The stochastic processes of evolution have generated DNA, RNA, and protein sequences. These sequences determine how these entities chemically interact with themselves and each other, form physical structures, and functionally behave as signals and/or machines within cells. My research involves reconstructing the history of the stochastic processes that led to the sequences we observe today and developing methods to make biological predictions from sequences.

I will describe a new method for arranging related protein or RNA sequences into Multiple Sequence Alignments (MSAs) where each column corresponds to a position in an unobserved ancestral sequence.

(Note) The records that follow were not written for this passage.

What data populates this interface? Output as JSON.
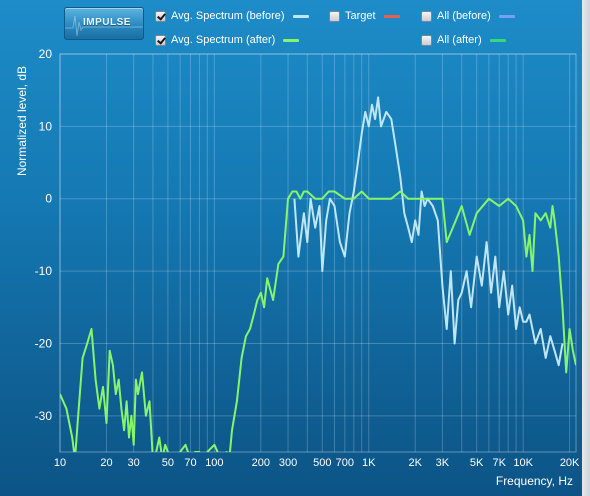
{
  "toolbar": {
    "impulse_label": "IMPULSE"
  },
  "legend": [
    {
      "id": "avg-before",
      "label": "Avg. Spectrum (before)",
      "checked": true,
      "color": "#bfe6f5"
    },
    {
      "id": "target",
      "label": "Target",
      "checked": false,
      "color": "#e8604a"
    },
    {
      "id": "all-before",
      "label": "All (before)",
      "checked": false,
      "color": "#7a9ef5"
    },
    {
      "id": "avg-after",
      "label": "Avg. Spectrum (after)",
      "checked": true,
      "color": "#86f56c"
    },
    {
      "id": "all-after",
      "label": "All (after)",
      "checked": false,
      "color": "#34d97a"
    }
  ],
  "chart_data": {
    "type": "line",
    "xlabel": "Frequency, Hz",
    "ylabel": "Normalized level, dB",
    "xscale": "log",
    "xlim": [
      10,
      22000
    ],
    "ylim": [
      -35,
      20
    ],
    "grid": true,
    "x_ticks": [
      10,
      20,
      30,
      50,
      70,
      100,
      200,
      300,
      500,
      700,
      1000,
      2000,
      3000,
      5000,
      7000,
      10000,
      20000
    ],
    "x_tick_labels": [
      "10",
      "20",
      "30",
      "50",
      "70",
      "100",
      "200",
      "300",
      "500",
      "700",
      "1K",
      "2K",
      "3K",
      "5K",
      "7K",
      "10K",
      "20K"
    ],
    "y_ticks": [
      20,
      10,
      0,
      -10,
      -20,
      -30
    ],
    "y_tick_labels": [
      "20",
      "10",
      "0",
      "-10",
      "-20",
      "-30"
    ],
    "series": [
      {
        "name": "Avg. Spectrum (before)",
        "color": "#bfe6f5",
        "x": [
          330,
          350,
          380,
          400,
          420,
          450,
          480,
          500,
          530,
          560,
          600,
          650,
          700,
          750,
          800,
          850,
          900,
          950,
          1000,
          1050,
          1100,
          1150,
          1200,
          1300,
          1400,
          1500,
          1600,
          1700,
          1800,
          1900,
          2000,
          2100,
          2200,
          2300,
          2400,
          2600,
          2800,
          3000,
          3200,
          3400,
          3600,
          3800,
          4000,
          4300,
          4600,
          5000,
          5400,
          5800,
          6200,
          6600,
          7000,
          7500,
          8000,
          8500,
          9000,
          9500,
          10000,
          10500,
          11000,
          12000,
          13000,
          14000,
          15000,
          16000,
          17000,
          18000
        ],
        "y": [
          0,
          -8,
          -2,
          -6,
          0,
          -4,
          -1,
          -10,
          -3,
          0,
          -1,
          -6,
          -8,
          -2,
          1,
          5,
          9,
          12,
          10,
          13,
          11,
          14,
          10,
          12,
          11,
          7,
          3,
          -2,
          -4,
          -6,
          -3,
          -5,
          1,
          -1,
          0,
          -1,
          -3,
          -12,
          -18,
          -10,
          -20,
          -14,
          -13,
          -10,
          -15,
          -8,
          -12,
          -6,
          -13,
          -8,
          -15,
          -10,
          -16,
          -12,
          -18,
          -15,
          -17,
          -17,
          -16,
          -20,
          -18,
          -22,
          -19,
          -21,
          -23,
          -20
        ]
      },
      {
        "name": "Avg. Spectrum (after)",
        "color": "#86f56c",
        "x": [
          10,
          11,
          12,
          12.5,
          13,
          14,
          15,
          16,
          17,
          18,
          19,
          20,
          21,
          22,
          23,
          24,
          25,
          26,
          27,
          28,
          29,
          30,
          31,
          32,
          34,
          36,
          38,
          40,
          42,
          44,
          46,
          48,
          50,
          55,
          60,
          65,
          70,
          75,
          80,
          85,
          90,
          100,
          110,
          120,
          125,
          130,
          140,
          150,
          160,
          170,
          180,
          190,
          200,
          210,
          220,
          240,
          260,
          280,
          300,
          320,
          340,
          360,
          380,
          400,
          450,
          500,
          550,
          600,
          700,
          800,
          900,
          1000,
          1200,
          1400,
          1600,
          1800,
          2000,
          2500,
          3000,
          3200,
          3500,
          4000,
          4500,
          5000,
          6000,
          7000,
          8000,
          9000,
          10000,
          10500,
          11000,
          11500,
          12000,
          13000,
          14000,
          15000,
          15500,
          16000,
          17000,
          18000,
          19000,
          20000,
          21000,
          22000
        ],
        "y": [
          -27,
          -29,
          -33,
          -36,
          -31,
          -22,
          -20,
          -18,
          -25,
          -29,
          -26,
          -31,
          -21,
          -23,
          -27,
          -25,
          -29,
          -32,
          -28,
          -33,
          -30,
          -34,
          -25,
          -27,
          -24,
          -30,
          -28,
          -36,
          -35,
          -33,
          -36,
          -34,
          -35,
          -37,
          -35,
          -34,
          -36,
          -35,
          -35,
          -36,
          -35,
          -34,
          -36,
          -35,
          -36,
          -32,
          -28,
          -22,
          -19,
          -18,
          -16,
          -14,
          -13,
          -15,
          -11,
          -14,
          -9,
          -8,
          0,
          1,
          1,
          0,
          1,
          1,
          0,
          0,
          1,
          1,
          0,
          0,
          1,
          0,
          0,
          0,
          1,
          0,
          0,
          0,
          0,
          -6,
          -4,
          -1,
          -5,
          -2,
          0,
          -1,
          0,
          -1,
          -3,
          -8,
          -5,
          -10,
          -2,
          -3,
          -2,
          -4,
          -1,
          -3,
          -8,
          -15,
          -24,
          -18,
          -21,
          -23
        ]
      }
    ]
  }
}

The patterns of conservation and covariation in an MSA can be leveraged for a variety of downstream tasks, including structure prediction. Generating an MSA is typically treated as a preprocessing step. Instead, we designed a method that learns an MSA jointly with a downstream machine learning task. To do so, we reformulated a classic dynamic
programming algorithm so that it outputs a probability distribution over alignments and is differentiable. Using contact prediction as a case study, we show that it is possible to learn MSAs in this manner, and for
many protein and RNA families doing so improves the accuracy of the predicted contacts. I will also briefly discuss (i) proper benchmarking of methods involving biological sequence data using graph algorithms,
and (ii) predicting how the fitness of yeast emerges as a function of its DNA sequence.